Encephalopathy, Acute, Infection-Induced (Herpes-Specific), Susceptibility To, 8

A number sign (#) is used with this entry because of evidence that susceptibility to acute infection-induced (herpes-specific) encephalopathy-8 (IIAE8) is caused by heterozygous mutation in the TBK1 gene (604834) on chromosome 12q14.

For a phenotypic description of herpes simplex encephalitis (HSE) and a discussion of genetic heterogeneity of susceptibility to acute infection-induced encephalopathy, see 610551.

Clinical Features

Herman et al. (2012) reported 2 unrelated girls, of Polish and French descent, with onset of HSE at ages 7 years and 11 months, respectively. The diagnosis in the first girl was confirmed by positivity for HSV-1 antibodies, detection of HSV-1 DNA in the cerebrospinal fluid (CSF), and abnormal brain imaging patterns. There was no family history of encephalitis or herpes labialis. She was successfully treated for the acute episode, but subsequently showed cognitive impairment and drug-resistant epilepsy. The second girl presented in infancy with otitis, fever, seizures, hemiparesis, and encephalitis-like lesions on the left side of the brain. She subsequently had cognitive and motor disabilities, seizures, and obesity. Her mother and sister had bouts of herpes labialis once or twice a year, but no other significant infectious phenotype. Neither patient had additional susceptibility to infections, and serologic studies indicated that both patients had been exposed to multiple viruses, including VSV, CMV, EBV, B19, and influenza A. Both were also immunized against multiple diseases with no adverse effects.

Mork et al. (2015) reported a Danish woman (P10) who presented with HSE due to HSV-2 at age 50 years. Brain imaging showed diffuse cerebral edema. She had no other severe infections associated with immunodeficiency. Clinical details were limited.

Inheritance

The transmission pattern of herpes simplex encephalitis in the families reported by Herman et al. (2012) was consistent with autosomal dominant inheritance with incomplete penetrance.

Molecular Genetics

In 2 unrelated patients with herpes simplex encephalitis, Herman et al. (2012) identified heterozygous missense mutations in the TBK1 gene (G159A, 604834.0008 and D50A, 604834.0009). Transfection of the mutations into TBK1-null cells failed to restore poly(I:C)-induced interferon production via the TLR3 (603029) pathway, consistent with a loss of function. In vitro functional expression assays showed that the G159A mutation had a dominant-negative effect, whereas the D50A mutation resulted in haploinsufficiency. Studies of patient fibroblasts, which were heterozygous for the mutation, showed variable responses to extracellular poly(I:C), although both showed enhanced viral replication and cell death caused by TLR3-dependent viruses, HSV-1 and VSV. Interferon production in response to TLR3-independent agonists and viruses tested were maintained in patient fibroblasts and peripheral blood mononuclear cells, which explained the clinical phenotype in these patients being limited to HSE.

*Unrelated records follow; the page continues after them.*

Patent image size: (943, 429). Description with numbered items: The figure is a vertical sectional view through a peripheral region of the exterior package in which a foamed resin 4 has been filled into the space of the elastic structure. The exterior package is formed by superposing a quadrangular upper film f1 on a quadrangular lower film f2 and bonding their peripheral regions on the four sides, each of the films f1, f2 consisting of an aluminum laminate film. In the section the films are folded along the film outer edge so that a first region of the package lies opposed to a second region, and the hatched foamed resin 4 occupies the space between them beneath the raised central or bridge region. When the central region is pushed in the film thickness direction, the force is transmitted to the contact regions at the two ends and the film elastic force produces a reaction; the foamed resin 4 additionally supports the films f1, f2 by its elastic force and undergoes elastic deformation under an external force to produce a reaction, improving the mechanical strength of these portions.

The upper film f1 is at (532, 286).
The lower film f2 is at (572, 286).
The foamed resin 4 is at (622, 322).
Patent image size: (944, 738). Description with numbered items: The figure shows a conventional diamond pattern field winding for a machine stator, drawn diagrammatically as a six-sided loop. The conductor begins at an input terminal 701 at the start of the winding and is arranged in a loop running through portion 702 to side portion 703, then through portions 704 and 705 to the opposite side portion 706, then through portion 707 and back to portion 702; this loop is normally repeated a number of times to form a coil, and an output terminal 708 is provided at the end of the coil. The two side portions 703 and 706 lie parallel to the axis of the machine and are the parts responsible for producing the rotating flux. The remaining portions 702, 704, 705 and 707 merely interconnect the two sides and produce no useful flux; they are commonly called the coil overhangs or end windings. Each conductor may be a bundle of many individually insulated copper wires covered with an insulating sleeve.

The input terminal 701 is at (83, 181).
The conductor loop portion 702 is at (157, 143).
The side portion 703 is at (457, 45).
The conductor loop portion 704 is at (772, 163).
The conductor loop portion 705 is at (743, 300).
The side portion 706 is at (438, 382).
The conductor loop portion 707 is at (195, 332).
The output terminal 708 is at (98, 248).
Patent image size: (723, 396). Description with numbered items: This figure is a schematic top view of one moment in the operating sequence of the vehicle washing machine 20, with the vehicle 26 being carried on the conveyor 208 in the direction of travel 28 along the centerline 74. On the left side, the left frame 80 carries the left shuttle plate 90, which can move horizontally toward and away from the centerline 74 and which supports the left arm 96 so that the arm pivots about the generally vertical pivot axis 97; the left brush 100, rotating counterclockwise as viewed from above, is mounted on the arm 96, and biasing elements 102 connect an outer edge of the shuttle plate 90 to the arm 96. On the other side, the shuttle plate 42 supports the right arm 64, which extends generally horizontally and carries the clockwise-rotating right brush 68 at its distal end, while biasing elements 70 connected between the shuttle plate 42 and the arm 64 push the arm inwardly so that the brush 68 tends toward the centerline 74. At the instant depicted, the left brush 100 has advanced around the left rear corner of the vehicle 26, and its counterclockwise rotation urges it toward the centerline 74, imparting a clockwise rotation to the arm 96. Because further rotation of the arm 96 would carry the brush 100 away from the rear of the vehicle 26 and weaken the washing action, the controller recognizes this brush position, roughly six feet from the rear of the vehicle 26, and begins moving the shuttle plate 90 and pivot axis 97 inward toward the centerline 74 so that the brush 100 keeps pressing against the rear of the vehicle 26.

In a Danish woman (P10) with herpes simplex encephalitis, Mork et al. (2015) identified a heterozygous missense mutation in the TBK1 gene (I207V; 604834.0010). The mutation was found by whole-exome sequencing of a cohort of 16 patients with adult-onset HSE and confirmed by Sanger sequencing. Peripheral blood mononuclear cells showed impaired induction of CXCL10 (147310) and TNF-alpha (TNFA; 191160) after HSV-1 infection compared to controls. However, interferon-beta (IFNB1; 147640) production was significantly increased in response to poly(I:C). The findings suggested abnormal and impaired responses to viral infection in this patient. The findings also suggested that TBK1 variants may contribute to HSE susceptibility in adults.